Figure/Illustration A shows a chest radiograph with uniformly distributed hazy opacities in all lung fields. In the context of this patient presentation, these features are highly suggestive of miliary TB, a disseminated form of the infection in which innumerable infectious foci resemble small “millet seeds” that are typically 1-3 mm in diameter (red arrows).

Incorrect Answers:
Answer 1: Intravenous amphotericin B is a potent antifungal medication that is reserved for severe fungal infections due to its toxicities, particularly nephrotoxicity. While this patient’s constellation of signs and symptoms could resemble severe pulmonary coccidioidomycosis, empiric therapy with amphotericin B would not be performed without further workup in this patient, and would not precede respiratory isolation precautions.

Answer 2: Oral rifampin, isoniazid, pyrazinamide, and ethambutol are the mainstays of treatment for active TB. For patients with a strong likelihood of TB, particularly those with a significant illness presentation such as this patient, starting these medications empirically prior to diagnostic TB confirmation may be life-saving. However, initiation of these medications should not precede respiratory isolation precautions.

Answer 3: Rapid sequence intubation involves rapid administration of a sedative (e.g., ketamine) followed by a paralytic (e.g., rocuronium) and is a preferred method of intubation in the emergency department as it lowers the risk of aspiration for patients who have not fasted. While this patient is tachypneic with accessory respiratory muscle use, he is still saturating above 90% on room air. Prior to resorting to intubation, less invasive measures such as supplemental high flow nasal cannula or continuous positive airway pressure should be attempted.

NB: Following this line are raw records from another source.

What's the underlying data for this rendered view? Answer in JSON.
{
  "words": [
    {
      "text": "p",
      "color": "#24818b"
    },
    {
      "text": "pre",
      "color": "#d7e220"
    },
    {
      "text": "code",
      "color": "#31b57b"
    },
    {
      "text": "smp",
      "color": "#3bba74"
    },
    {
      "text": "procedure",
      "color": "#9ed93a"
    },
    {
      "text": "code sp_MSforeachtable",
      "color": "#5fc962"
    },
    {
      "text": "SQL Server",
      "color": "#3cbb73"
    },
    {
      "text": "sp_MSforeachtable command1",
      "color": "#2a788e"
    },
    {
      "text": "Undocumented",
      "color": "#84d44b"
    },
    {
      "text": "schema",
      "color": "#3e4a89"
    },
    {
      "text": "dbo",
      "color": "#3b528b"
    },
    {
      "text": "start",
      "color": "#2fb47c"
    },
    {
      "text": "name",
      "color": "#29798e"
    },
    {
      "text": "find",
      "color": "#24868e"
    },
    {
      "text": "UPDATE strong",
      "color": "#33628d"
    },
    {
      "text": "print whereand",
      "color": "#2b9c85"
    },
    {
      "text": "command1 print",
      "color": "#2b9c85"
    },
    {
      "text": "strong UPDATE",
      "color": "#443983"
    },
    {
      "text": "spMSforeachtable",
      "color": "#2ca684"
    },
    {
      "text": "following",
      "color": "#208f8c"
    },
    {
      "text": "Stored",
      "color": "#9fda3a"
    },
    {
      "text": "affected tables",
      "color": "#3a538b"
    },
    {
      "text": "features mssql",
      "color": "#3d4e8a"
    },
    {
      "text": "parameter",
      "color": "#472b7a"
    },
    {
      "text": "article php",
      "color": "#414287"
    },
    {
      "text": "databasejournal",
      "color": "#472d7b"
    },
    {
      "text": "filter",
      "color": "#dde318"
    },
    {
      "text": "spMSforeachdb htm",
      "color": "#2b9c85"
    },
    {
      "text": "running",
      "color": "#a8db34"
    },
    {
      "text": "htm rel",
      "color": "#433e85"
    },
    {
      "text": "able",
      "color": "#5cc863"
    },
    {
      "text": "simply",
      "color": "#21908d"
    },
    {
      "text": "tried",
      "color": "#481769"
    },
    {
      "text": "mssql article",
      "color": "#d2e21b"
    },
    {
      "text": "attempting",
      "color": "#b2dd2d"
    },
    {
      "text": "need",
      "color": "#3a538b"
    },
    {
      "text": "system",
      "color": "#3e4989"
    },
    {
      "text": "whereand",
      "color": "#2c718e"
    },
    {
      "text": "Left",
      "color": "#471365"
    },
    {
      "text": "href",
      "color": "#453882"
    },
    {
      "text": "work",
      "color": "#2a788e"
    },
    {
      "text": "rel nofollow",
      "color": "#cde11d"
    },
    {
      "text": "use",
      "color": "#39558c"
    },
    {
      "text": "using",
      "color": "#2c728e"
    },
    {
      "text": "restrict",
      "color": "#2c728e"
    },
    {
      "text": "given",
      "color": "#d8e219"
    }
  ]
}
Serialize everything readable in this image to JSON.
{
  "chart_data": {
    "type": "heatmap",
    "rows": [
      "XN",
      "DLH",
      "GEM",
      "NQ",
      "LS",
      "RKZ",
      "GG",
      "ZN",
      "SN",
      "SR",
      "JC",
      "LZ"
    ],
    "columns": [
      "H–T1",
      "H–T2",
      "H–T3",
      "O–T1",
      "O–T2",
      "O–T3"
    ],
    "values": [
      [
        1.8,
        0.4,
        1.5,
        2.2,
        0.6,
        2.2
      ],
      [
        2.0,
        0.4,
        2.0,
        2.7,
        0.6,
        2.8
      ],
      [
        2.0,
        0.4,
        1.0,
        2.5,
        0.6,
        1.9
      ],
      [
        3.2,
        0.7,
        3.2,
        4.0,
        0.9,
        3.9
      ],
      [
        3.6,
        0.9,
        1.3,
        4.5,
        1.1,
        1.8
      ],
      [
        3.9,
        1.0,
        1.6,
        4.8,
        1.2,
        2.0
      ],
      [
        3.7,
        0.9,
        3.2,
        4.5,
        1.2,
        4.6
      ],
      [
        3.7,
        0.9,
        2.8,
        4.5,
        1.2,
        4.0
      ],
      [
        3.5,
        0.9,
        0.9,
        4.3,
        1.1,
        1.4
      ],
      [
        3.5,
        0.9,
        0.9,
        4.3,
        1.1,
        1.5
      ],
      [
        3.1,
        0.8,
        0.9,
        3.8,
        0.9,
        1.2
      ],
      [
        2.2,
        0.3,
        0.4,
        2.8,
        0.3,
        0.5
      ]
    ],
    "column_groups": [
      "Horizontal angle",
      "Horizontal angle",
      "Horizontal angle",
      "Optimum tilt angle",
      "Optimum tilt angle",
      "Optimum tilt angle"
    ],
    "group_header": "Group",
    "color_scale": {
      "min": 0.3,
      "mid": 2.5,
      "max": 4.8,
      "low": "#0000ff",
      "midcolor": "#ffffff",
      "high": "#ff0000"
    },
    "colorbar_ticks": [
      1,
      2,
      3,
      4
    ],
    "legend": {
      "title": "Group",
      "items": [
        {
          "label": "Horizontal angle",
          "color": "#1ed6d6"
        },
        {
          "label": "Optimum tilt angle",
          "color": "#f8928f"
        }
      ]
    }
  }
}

Answer 5: Sputum sample acquisition is the next diagnostic step to confirm TB via an acid-fast bacilli (AFB) smear, mycobacterial culture (often takes weeks), and nucleic acid amplification test (NAAT). Typically, 3 sputum samples are collected or induced 8 hours apart in a 24 hour period. However, for the safety of hospital staff, patients must be under respiratory isolation precautions while undergoing this workup.

Bullet Summary:
Patients who are at high risk for tuberculosis (e.g., prisoners) who present with a suspicious history for active disease (e.g., cough, fever, night sweats) must be put on airborne respiratory isolation precautions early on in their workup.